Forty-five minutes later, Jenny pulled off East Lake Drive into the parking lot to the park. There was one car in the lot and she hoped it was Alex. As she pulled into a spot near it, Alex got out of the driver’s seat of the other car.
His blond hair was considerably longer, falling almost to his shoulders, but the same sky blue eyes she had once loved shone in the moonlight. He came to her car door and opened it. Taking her hand, he led her out of the car and drew her into an embrace.
She let her arms go around him, taking heed to the familiarity of his touch. Had it really been two years? Being here now, seeing him, feeling him, smelling him, it seemed it was just yesterday she said goodbye.
No, two years had nothing on forever.
“Alex. God, I’ve missed you so much.”
He pulled back slightly, met her eyes. “I’ve missed you, too. You look beautiful. Better than I remember.”
“You, too. I forgot….”
He smiled, and her heart melted. “I forgot, too, but now, seeing you here, holding you….”
She nodded, well aware of all the emotions surging through her. “I know.”
“Let’s go by the water.”
They walked hand-in-hand to the shore.

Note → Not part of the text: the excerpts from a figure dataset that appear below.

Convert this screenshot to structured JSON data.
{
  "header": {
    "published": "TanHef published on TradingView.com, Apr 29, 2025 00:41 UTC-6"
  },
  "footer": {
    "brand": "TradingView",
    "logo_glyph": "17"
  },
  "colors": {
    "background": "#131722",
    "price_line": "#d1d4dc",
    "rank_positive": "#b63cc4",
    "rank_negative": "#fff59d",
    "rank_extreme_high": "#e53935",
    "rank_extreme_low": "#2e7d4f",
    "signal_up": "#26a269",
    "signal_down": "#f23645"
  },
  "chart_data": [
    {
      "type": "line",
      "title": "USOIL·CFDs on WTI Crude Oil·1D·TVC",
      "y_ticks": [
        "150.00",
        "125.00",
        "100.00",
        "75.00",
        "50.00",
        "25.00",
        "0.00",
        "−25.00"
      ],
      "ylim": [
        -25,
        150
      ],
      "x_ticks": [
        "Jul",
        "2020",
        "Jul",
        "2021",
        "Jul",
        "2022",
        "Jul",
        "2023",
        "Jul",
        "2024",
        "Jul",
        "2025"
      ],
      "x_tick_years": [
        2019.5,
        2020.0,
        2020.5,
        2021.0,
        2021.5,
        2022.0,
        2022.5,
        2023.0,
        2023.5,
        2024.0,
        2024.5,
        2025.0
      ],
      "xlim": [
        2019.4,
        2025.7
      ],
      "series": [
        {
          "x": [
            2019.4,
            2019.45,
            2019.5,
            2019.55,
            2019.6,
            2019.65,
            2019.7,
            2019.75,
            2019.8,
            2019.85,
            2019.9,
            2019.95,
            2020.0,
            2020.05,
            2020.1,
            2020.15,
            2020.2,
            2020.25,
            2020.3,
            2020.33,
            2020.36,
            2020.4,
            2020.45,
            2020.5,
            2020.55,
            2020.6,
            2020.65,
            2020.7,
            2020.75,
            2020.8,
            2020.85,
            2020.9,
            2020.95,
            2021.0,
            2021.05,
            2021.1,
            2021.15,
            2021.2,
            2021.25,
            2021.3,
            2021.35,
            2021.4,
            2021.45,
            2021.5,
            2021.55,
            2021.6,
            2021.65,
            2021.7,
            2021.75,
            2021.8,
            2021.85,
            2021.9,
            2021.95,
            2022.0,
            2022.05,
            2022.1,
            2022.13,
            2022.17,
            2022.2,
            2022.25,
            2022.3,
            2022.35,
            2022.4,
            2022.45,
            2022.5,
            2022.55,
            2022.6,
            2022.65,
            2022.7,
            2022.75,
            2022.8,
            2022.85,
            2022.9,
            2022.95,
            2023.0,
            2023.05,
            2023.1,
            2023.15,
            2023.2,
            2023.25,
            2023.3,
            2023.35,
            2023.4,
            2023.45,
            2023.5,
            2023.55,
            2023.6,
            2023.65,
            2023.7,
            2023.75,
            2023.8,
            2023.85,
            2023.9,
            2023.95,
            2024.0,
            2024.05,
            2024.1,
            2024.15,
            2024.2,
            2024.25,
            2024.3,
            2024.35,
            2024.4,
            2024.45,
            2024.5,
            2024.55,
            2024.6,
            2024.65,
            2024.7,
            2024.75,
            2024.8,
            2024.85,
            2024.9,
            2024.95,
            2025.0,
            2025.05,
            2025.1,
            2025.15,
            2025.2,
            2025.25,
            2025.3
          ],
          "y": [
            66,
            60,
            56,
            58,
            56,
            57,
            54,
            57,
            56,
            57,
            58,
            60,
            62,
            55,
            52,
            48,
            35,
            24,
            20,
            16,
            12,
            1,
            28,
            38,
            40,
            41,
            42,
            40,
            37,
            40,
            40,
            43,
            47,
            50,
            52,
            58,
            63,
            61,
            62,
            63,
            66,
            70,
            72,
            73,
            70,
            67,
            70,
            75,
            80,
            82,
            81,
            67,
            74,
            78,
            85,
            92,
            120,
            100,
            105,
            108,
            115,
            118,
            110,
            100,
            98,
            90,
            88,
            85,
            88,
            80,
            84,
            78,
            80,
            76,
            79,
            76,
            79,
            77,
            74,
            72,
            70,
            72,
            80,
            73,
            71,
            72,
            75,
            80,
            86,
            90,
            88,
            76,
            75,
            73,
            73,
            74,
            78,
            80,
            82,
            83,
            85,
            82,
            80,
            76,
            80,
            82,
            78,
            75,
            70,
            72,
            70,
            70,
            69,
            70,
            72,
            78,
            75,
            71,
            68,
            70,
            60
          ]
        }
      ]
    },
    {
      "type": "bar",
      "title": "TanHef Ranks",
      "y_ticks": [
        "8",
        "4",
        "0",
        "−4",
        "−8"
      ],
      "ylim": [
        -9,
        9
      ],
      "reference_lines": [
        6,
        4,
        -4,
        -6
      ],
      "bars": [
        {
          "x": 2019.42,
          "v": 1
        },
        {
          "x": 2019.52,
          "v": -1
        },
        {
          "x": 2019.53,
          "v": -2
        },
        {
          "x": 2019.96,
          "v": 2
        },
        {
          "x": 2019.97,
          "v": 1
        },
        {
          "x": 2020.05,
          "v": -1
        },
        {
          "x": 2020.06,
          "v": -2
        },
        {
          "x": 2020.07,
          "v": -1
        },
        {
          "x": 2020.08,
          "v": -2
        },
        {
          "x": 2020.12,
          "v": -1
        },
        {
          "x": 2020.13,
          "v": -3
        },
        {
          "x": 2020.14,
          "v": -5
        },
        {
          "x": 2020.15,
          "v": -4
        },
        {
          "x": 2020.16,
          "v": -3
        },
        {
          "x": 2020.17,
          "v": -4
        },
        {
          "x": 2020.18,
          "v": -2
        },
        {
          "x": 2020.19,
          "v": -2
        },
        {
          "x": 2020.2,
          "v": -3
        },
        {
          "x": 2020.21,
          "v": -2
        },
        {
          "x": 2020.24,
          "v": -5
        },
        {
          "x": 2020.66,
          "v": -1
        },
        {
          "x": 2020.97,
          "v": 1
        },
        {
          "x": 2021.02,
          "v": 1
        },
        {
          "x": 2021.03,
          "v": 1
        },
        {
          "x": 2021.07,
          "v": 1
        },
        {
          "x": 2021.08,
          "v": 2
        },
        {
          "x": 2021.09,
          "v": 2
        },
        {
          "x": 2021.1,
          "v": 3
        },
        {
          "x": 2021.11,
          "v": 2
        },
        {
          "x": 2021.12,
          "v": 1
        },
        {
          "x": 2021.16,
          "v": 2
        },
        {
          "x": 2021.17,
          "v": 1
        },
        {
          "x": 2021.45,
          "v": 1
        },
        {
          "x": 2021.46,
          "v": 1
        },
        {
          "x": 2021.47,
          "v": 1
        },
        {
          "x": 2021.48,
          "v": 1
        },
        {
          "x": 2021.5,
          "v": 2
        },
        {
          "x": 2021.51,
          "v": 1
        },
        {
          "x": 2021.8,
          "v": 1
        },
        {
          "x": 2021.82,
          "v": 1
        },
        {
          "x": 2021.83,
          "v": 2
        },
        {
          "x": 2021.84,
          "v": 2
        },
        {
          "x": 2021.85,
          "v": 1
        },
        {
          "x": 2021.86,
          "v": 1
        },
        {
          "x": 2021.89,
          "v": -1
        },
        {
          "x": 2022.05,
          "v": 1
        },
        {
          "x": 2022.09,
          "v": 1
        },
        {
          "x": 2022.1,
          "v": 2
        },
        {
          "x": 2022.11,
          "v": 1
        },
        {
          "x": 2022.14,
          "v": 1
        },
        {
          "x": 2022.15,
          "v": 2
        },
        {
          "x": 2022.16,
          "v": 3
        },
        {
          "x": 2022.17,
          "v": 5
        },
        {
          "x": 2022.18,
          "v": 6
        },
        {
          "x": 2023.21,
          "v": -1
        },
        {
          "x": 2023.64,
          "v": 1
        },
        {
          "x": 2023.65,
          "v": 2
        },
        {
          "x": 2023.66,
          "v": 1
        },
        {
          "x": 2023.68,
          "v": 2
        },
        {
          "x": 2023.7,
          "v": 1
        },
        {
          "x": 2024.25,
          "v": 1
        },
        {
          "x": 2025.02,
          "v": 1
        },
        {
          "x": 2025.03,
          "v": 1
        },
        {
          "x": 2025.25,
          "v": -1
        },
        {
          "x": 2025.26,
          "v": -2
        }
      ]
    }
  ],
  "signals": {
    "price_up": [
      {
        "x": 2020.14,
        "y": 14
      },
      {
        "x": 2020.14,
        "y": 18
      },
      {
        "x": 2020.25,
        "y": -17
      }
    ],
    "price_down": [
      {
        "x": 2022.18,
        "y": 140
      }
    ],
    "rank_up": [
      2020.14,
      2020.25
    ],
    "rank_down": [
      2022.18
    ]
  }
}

The moon hung low in the sky, reflected off the still waters of Lake Springfield. City lights shone in the distance on this hot summer night. Jenny had no reservations in the moment when they sat together, facing each other, still holding hands.
She smiled, suddenly feeling apprehensive. “Two years really isn’t that long.”
“Seems like it was just yesterday that I left.”
They studied each other, Jenny reflecting on all that had happened since the last time they were together. “So much has happened….”
His gaze fell. “I know.” His eyes lifted, but they were shadowed now. “Things that can’t be undone.”
Corey’s face entered Jenny’s mind, and she quickly dismissed it. Alex was home. She had waited for this day for two years, and now it was here. How could she have ever forgotten him? He was more beautiful than she remembered, with a new depth to his eyes, making him seem older, wiser.
“Jenny, there are some things--”
“I know.” She looked down at their hands linked together and wondered why she ever doubted his love for her. He was going to give her a chance to explain. Understanding was one of his distinguishing qualities. He hadn’t judged her before. Why would he start now?